The three partners reiterated in a joint statement that the house of Xhafer Deva was built in 1930 by Austrian architects and workers in the city center, noting that since 1945, the building has been publicly owned and used as a health care center, a shelter for homeless families, orphanage, and at one point in time it served as a municipal building.

“The building belongs to the modern Western-European style and is the first one of its kind in Mitrovica, with numerous external decorations, typical for its style. The house is in the temporary list of protected cultural heritage sites in Kosovo.”

“Despite it being declared a cultural heritage monument, the house has fallen into disrepair. The planned restoration will ensure that its architectural values are restored, and the house is once more re-claimed for the community. Once restored and functionalized, the house will serve a dual purpose: the ground floor will provide a space for cultural and community events whereas the first and second floor will house the Regional Centre for Cultural Heritage.

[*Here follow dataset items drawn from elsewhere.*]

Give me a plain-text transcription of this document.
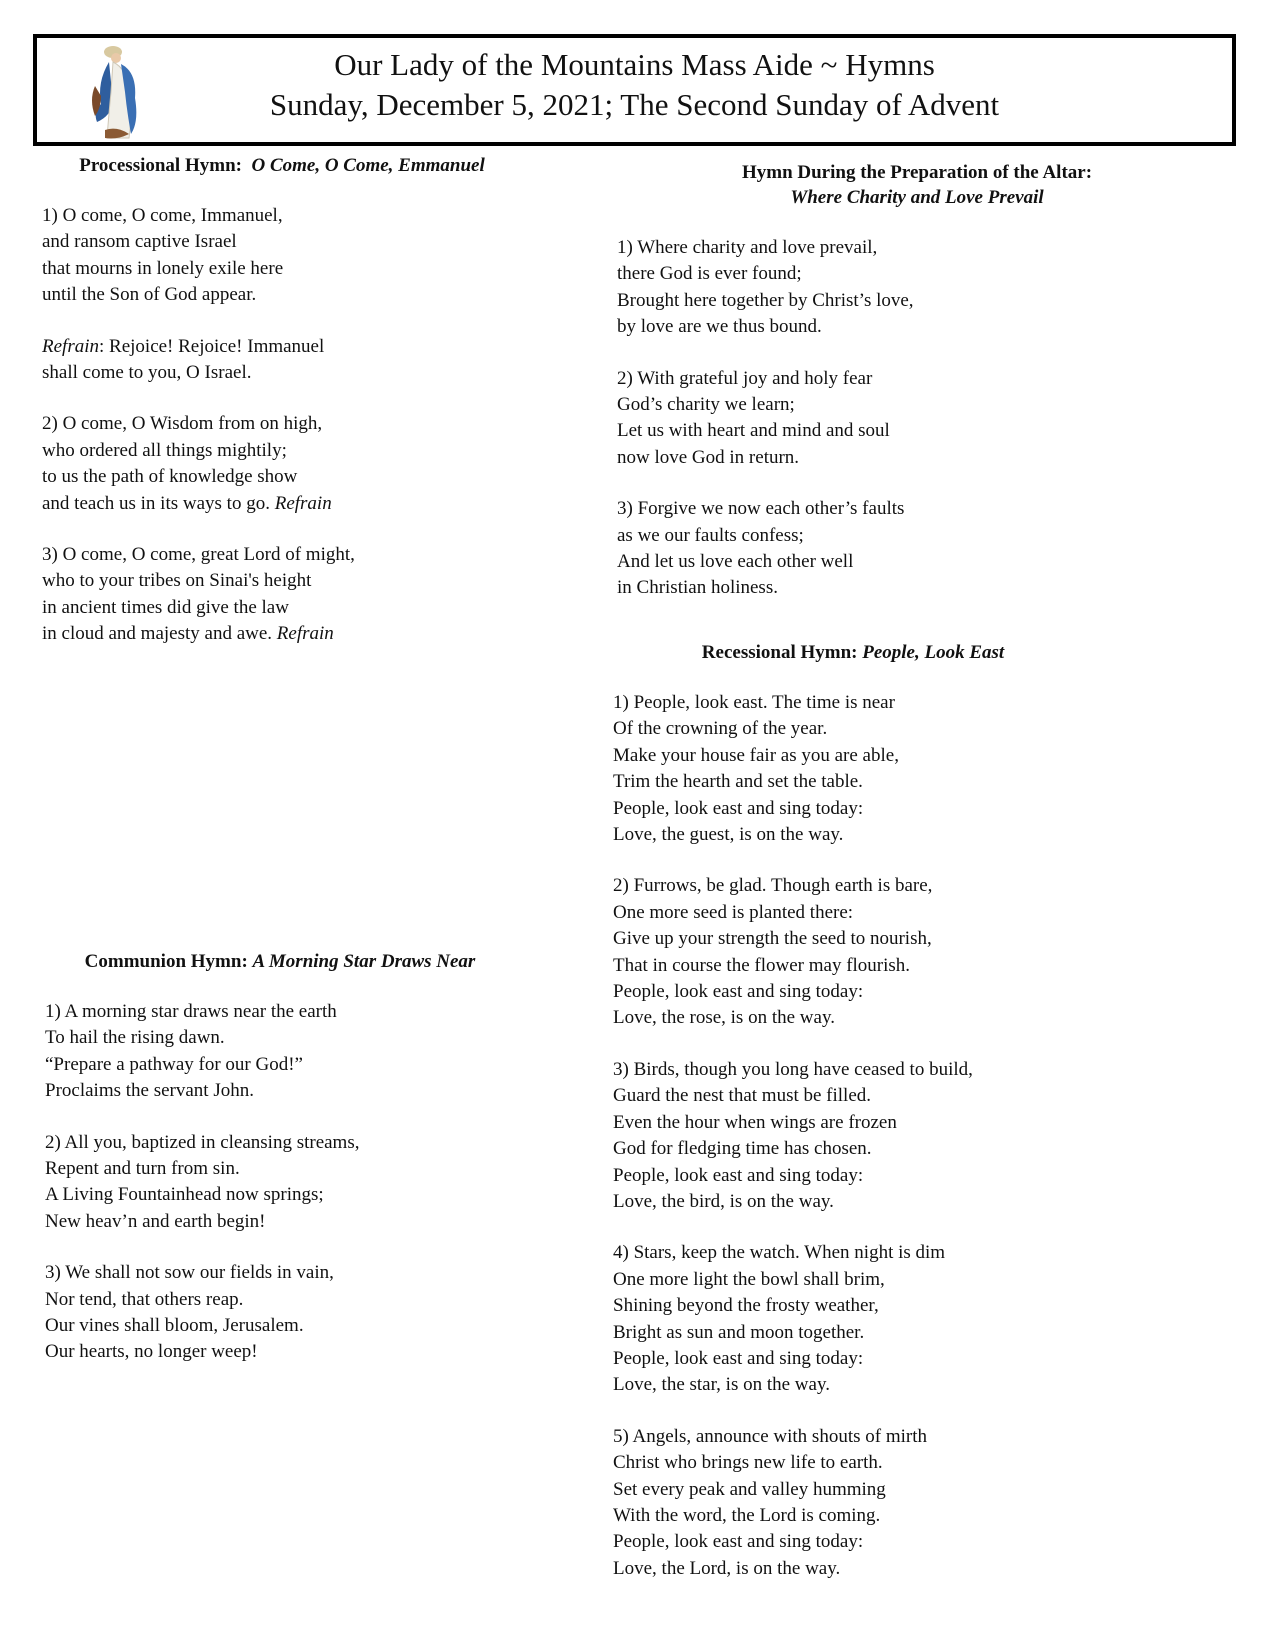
Our Lady of the Mountains Mass Aide ~ Hymns
Sunday, December 5, 2021; The Second Sunday of Advent
Processional Hymn: O Come, O Come, Emmanuel
1) O come, O come, Immanuel,
and ransom captive Israel
that mourns in lonely exile here
until the Son of God appear.
Refrain: Rejoice! Rejoice! Immanuel
shall come to you, O Israel.
2) O come, O Wisdom from on high,
who ordered all things mightily;
to us the path of knowledge show
and teach us in its ways to go. Refrain
3) O come, O come, great Lord of might,
who to your tribes on Sinai's height
in ancient times did give the law
in cloud and majesty and awe. Refrain
Communion Hymn: A Morning Star Draws Near
1) A morning star draws near the earth
To hail the rising dawn.
“Prepare a pathway for our God!”
Proclaims the servant John.
2) All you, baptized in cleansing streams,
Repent and turn from sin.
A Living Fountainhead now springs;
New heav’n and earth begin!
3) We shall not sow our fields in vain,
Nor tend, that others reap.
Our vines shall bloom, Jerusalem.
Our hearts, no longer weep!
Hymn During the Preparation of the Altar:
Where Charity and Love Prevail
1) Where charity and love prevail,
there God is ever found;
Brought here together by Christ’s love,
by love are we thus bound.
2) With grateful joy and holy fear
God’s charity we learn;
Let us with heart and mind and soul
now love God in return.
3) Forgive we now each other’s faults
as we our faults confess;
And let us love each other well
in Christian holiness.
Recessional Hymn: People, Look East
1) People, look east. The time is near
Of the crowning of the year.
Make your house fair as you are able,
Trim the hearth and set the table.
People, look east and sing today:
Love, the guest, is on the way.
2) Furrows, be glad. Though earth is bare,
One more seed is planted there:
Give up your strength the seed to nourish,
That in course the flower may flourish.
People, look east and sing today:
Love, the rose, is on the way.
3) Birds, though you long have ceased to build,
Guard the nest that must be filled.
Even the hour when wings are frozen
God for fledging time has chosen.
People, look east and sing today:
Love, the bird, is on the way.
4) Stars, keep the watch. When night is dim
One more light the bowl shall brim,
Shining beyond the frosty weather,
Bright as sun and moon together.
People, look east and sing today:
Love, the star, is on the way.
5) Angels, announce with shouts of mirth
Christ who brings new life to earth.
Set every peak and valley humming
With the word, the Lord is coming.
People, look east and sing today:
Love, the Lord, is on the way.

The Cultural Centre, once fully renovated and functional will serve as a hub for local communities to come together, explore ideas, promote inter-culturalism, tolerance and connectivity.”

They furthermore claimed that in addition to the values that the “House” will bring to local communities, it also has “extraordinary values for the culture, architecture of the region and society in general.”

“The EU, UNDP and MCYS take into account with concern the controversy connecting the building’s past and are currently working on alternatives for the future benefit of the local community and inter-community dialogue,” they concluded.

After the news about the restoration of Xhafer Deva’s house was published, several Serbian-language media outlets reported about controversies surrounding Deva. Dr. Nenad Antonijevic, museum advisor to the Museum of Genocide Victims, and Stefan Radojkovic, curator of the Museum of Genocide Victims explained in detail who exactly Xhafer Deva was in an op-ed published by KoSSev.

„For the people unfamiliar with the history of World War II in the Kingdom of Yugoslavia (1941-1945) or those who only have a superficial knowledge of it, Xhafer Deva (1900/904-1978) – who was born in Istanbul in 1900 according to one source, or in Mitrovica in 1904, according to another – was a prominent associate of the Wehrmacht, the armed forces of Nazi Germany entrusted with managing the occupation zone „Serbia“ (which spans the area of today’s Banat and the territory from Belgrade to Kosovska Mitrovica and Podujevo), which together with Thessaloniki formed a larger occupation unit called “Southeast.” In addition to being the district chief of the Kosovo-Mitrovica district during the German occupation, General Hans Gustav Felber, the commander of the occupation unit „Southeast“ and the zone „Serbia“ from August 15th, 1943 to September 26th, 1944, describes Deva in his report as the main driving force in Kosovo and Metohija, noting that his actions against the partisans exceeded all Wehrmacht expectations,” they wrote in an op-ed published by KoSSev earlier today.

KoSSev previously wrote about this house back in 2014. The house in question, according to sources in South Mitrovica, is considered to be the oldest house in the city. Kosovan authorities designated it a cultural monument, describing it as a building of great historical, cultural, and architectural value. As early as 2014, the plan was to invest €150,000 in its restoration, in order to turn the house into a „museum of Xhafer Deva and his family.“ It was also planned for the house to contain „rooms for international guests“.